Затем, в работах периода 1987–1990 годов, от фэшн-фотографий через иллюстрации к сказкам, портреты на тему истории искусства и картины, посвященные катастрофам, Шерман переходит к экрану изображения, к его репертуару представлений. (Это лишь вопрос акцента: она обращается к экрану изображения и в своих ранних работах, а тема субъект-как-изображение едва ли исчезает в ее промежуточных работах). Серии, посвященные моде и истории искусства, представляют собой два файла с экрана изображений, глубоко повлиявших на наше самовосприятие. Здесь Шерман пародирует авангардный дизайн с его длинным подиумом жертв моды и высмеивает историю искусства длинной галереей гротескных аристократов (портреты-эрзац охватывают различные типы, связанные с ренессансом, барокко, рококо и неоклассическим искусством). Однако эта игра становится извращенной, когда на некоторых модных фотографиях разрыв между воображаемыми и реальными телами становится почти психотическим (у одной или двух ее моделей, кажется, вообще отсутствует осознание собственного эго), а на некоторых фотографиях, посвященных истории искусства, ее вызов идеальной фигуре доведен до полной десублимации: с мешочками, покрытыми шрамами, вместо грудей и отвратительными карбункулами вместо носов эти тела нарушают прямую осанку не только правильного портрета, но и истинной субъектности в целом[6].

Шерман подтверждает этот поворот к реальности в своих сказочных и катастрофических образах, некоторые из которых показывают ужасающие случаи рождения и уродства природы — например, молодая женщина со свиным рылом или кукла с головой грязного старика. Здесь, как часто бывает в хоррорах, ужас означает, прежде всего, ужас перед материнским телом, ставшего странным и даже отталкивающим в результате подавления. Это тело является также основным местом абъекта, категорией (не)бытия, определенной Юлией Кристевой как ни субъект, ни объект, но каким-то образом предшествующим первому (до полного отделения от матери) или следующим за вторым (как труп, превратившийся в объект)[7]. Шерман воссоздает эти экстремальные условия в некоторых сценах катастроф, насыщенных символами менструальной крови и половых выделений, рвоты и экскрементов, разложения и смерти. Такие образы граничат с изображением тела, как будто вывернутого наизнанку, субъекта, буквально ab-jected, выброшенного из самого себя. Однако это также состояние внешнего, обращенного внутрь, вторжения в субъект-как-изображение взглядом мира, то есть реального. В этом месте некоторые из ее образов выходят за пределы отвратительного, не только в сторону бесформенного, состояния, описанного Жоржем Батаем, в котором значимая форма растворяется из-за разрушения фундаментального различия между фигурой и фоном, я и другим, но и в сторону непристойного, которое можно понимать как состояние, в котором взгляд представлен так, будто нет сцены для его постановки, никакой рамки представления, которая бы его содержала, и никакого экрана изображения. 

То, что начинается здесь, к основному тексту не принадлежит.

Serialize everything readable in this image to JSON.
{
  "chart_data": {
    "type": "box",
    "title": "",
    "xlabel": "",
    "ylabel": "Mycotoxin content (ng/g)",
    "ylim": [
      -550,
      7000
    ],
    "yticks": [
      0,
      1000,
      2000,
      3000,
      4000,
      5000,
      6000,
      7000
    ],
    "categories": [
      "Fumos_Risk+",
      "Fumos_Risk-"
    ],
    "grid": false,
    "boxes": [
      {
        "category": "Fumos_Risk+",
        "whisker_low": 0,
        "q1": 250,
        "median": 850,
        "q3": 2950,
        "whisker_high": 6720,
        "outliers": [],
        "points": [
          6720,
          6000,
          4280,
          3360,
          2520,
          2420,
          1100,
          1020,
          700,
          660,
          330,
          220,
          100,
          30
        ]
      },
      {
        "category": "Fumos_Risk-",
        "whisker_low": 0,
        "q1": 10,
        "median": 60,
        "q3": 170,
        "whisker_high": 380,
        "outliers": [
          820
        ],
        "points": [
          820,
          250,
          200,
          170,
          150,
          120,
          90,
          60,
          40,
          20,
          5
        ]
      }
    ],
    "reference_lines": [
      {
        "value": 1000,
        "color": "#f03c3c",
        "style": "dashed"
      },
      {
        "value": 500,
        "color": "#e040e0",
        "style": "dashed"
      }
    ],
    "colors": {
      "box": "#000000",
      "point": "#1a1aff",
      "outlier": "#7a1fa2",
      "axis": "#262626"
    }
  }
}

Шерман делает это экстремальное состояние темой своего искусства и после 1991 года — в фотографиях гражданской войны и секса, где на первых преобладают крупные планы смоделированных поврежденных частей тела и трупов, а на вторых — сексуальных и экскреторных органов тела. Иногда на этих фотографиях экран изображения кажется настолько разорванным, что взгляд не только вторгается в субъект-как-изображение, но и полностью подавляет его. Действительно, на нескольких снимках, посвященных катастрофам и гражданской войне, мы видим, каково это — занимать невозможную третью позицию в лакановской диаграмме, созерцать пульсирующий взгляд, прикасаться к непристойному объекту, не имея никакого защитного экрана. В одном из изображений (Untitled #190) Шерман заходит так далеко, что придает этому зловещему взгляду собственный ужасающий облик. 

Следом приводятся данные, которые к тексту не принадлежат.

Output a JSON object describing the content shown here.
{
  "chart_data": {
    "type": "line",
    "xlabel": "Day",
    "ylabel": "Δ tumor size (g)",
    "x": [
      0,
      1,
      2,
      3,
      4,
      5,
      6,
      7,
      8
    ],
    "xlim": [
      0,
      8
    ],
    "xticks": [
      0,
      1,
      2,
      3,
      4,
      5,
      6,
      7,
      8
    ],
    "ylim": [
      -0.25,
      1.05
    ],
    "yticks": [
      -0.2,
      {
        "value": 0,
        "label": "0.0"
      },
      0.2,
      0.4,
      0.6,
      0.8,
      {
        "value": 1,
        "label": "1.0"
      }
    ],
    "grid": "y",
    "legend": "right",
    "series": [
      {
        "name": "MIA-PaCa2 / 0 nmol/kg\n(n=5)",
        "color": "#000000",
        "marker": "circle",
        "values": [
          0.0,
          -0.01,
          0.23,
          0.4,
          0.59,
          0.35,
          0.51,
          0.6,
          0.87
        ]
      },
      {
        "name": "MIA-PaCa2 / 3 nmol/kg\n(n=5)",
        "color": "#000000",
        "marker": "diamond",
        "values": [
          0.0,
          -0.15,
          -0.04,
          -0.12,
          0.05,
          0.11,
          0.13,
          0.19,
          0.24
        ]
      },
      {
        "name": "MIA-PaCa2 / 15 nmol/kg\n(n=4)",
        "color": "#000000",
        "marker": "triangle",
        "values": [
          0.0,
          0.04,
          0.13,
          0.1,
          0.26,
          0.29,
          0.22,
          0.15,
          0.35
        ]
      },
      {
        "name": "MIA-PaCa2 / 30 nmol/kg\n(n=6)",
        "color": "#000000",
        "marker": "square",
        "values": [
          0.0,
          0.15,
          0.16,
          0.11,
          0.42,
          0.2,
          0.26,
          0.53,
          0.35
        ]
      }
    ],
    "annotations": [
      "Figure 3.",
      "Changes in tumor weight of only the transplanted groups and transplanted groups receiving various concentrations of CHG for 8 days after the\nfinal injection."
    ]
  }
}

В этой тройственной схеме искусства художницы начала 1990-х годов импульс к эрозии субъекта и разрыву экрана изображения двигал Шерман от первого периода, где субъект пойман взглядом, через второй период, где он захвачен взглядом, к третьему периоду, где он уничтожается взглядом. Однако эта двойная атака на субъект и экран вряд ли была присуща только Шерман; она происходила на нескольких фронтах в искусстве того времени, где почти открыто велась на службе реального.

some text
Кики Смит «Лилит», 1994.

 «Непристойное» подразумевает атаку на сцену репрезентации, на экран изображения, и, в свою очередь, эта атака открывает путь к пониманию агрессии против визуального, которая проявляется во многих произведениях конца 1980-х и начала 1990-х годов: ее можно понять как воображаемый разрыв экрана изображения, как невозможный выход в реальность[9]. Однако, по большей части, эта агрессия мыслилась под рубрикой абъекта, который в психоаналитической теории имеет иную валентность. 

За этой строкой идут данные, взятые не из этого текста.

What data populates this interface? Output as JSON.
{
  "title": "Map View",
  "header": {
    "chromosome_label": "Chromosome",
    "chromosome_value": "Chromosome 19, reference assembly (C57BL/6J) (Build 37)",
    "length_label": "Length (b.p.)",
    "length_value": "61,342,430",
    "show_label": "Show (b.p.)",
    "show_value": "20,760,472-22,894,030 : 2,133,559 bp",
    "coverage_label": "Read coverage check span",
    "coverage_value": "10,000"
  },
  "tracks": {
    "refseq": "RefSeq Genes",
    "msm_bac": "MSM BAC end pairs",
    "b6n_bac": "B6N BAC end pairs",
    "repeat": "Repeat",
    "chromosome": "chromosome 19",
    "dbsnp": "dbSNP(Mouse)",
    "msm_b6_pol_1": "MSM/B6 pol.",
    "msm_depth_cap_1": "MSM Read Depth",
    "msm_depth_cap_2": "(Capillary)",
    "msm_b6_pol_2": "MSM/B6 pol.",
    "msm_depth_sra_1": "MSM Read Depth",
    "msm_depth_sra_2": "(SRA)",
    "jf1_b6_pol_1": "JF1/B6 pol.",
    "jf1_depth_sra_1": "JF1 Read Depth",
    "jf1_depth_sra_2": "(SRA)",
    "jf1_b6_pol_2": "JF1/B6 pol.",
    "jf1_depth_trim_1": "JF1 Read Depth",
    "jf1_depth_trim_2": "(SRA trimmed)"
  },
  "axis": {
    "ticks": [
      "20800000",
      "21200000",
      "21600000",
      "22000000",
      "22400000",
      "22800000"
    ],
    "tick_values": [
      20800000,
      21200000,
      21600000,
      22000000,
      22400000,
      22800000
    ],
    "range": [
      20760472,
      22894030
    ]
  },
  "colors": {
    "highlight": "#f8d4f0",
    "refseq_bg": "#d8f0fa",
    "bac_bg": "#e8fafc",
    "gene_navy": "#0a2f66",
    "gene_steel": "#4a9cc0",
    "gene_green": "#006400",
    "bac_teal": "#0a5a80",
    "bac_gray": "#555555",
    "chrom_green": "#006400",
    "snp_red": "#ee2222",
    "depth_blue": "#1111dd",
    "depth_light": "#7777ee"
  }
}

Как определяет Кристева в «Силах ужаса» (1980), абъект — это то, от чего субъект должен избавиться, чтобы вообще быть субъектом. Это фантазматическая субстанция, которая одновременно и чужда субъекту, и близка ему, даже слишком, и эта чрезмерная близость порождает в субъекте панику. Таким образом, абъект затрагивает хрупкость не только наших границ, различий между внутренним и внешним, но и перехода от материнского тела к отцовскому закону. В пространственном и временном отношении абъект — это состояние, в котором субъектность нарушается, «где рушится смысл»; отсюда его привлекательность в разное время для художников-авангардистов, писателей и других, кто стремился нарушить заданный порядок как субъекта, так и общества[10].

Понятие абъекта богато двусмысленностями, и они влияют на культурно-политическое значение абъектного искусства[11]. Можно ли вообще репрезентировать отвратительное? Если оно противостоит культуре, можно ли его обнажить в культуре? Если оно бессознательно, можно ли сделать его сознательным и при этом остаться непристойным? Иными словами, может ли существовать такая вещь, как сознательное отчуждение, или это все, что может быть? В крайнем случае, может ли вообще абъектное

some text
Андрес Серрано «Piss Christ, 1987

искусство избежать инструментальной, даже морализаторской, эвокации абъекта?[12]Важнейшая двусмысленность Кристевой — это ее скольжение между операцией to abject (унизить) и условием to be abject (быть униженным). Для Кристевой первая операция является фундаментальной для поддержания субъекта и общества, в то время как условие второй подрывает обе формации. Является ли абъект, таким образом, разрушительным для субъективного и социального порядков или основополагающим для них? Если субъект и общество презирают то, что считают чуждым, то не является ли отвратительное в таком случае регулятивной операцией? То есть может ли отвратительное соотноситься с регулированием так же, как трансгрессия соотносится с табу — переходом границ, который одновременно является их подтверждением? (Трансгрессия не отрицает табу, — гласит знаменитая формулировка Батая, но превосходит и дополняет его[13].) Или же состояние отвратительного можно имитировать таким образом, чтобы вызвать реакцию отвращения и тем самым нарушить его действие?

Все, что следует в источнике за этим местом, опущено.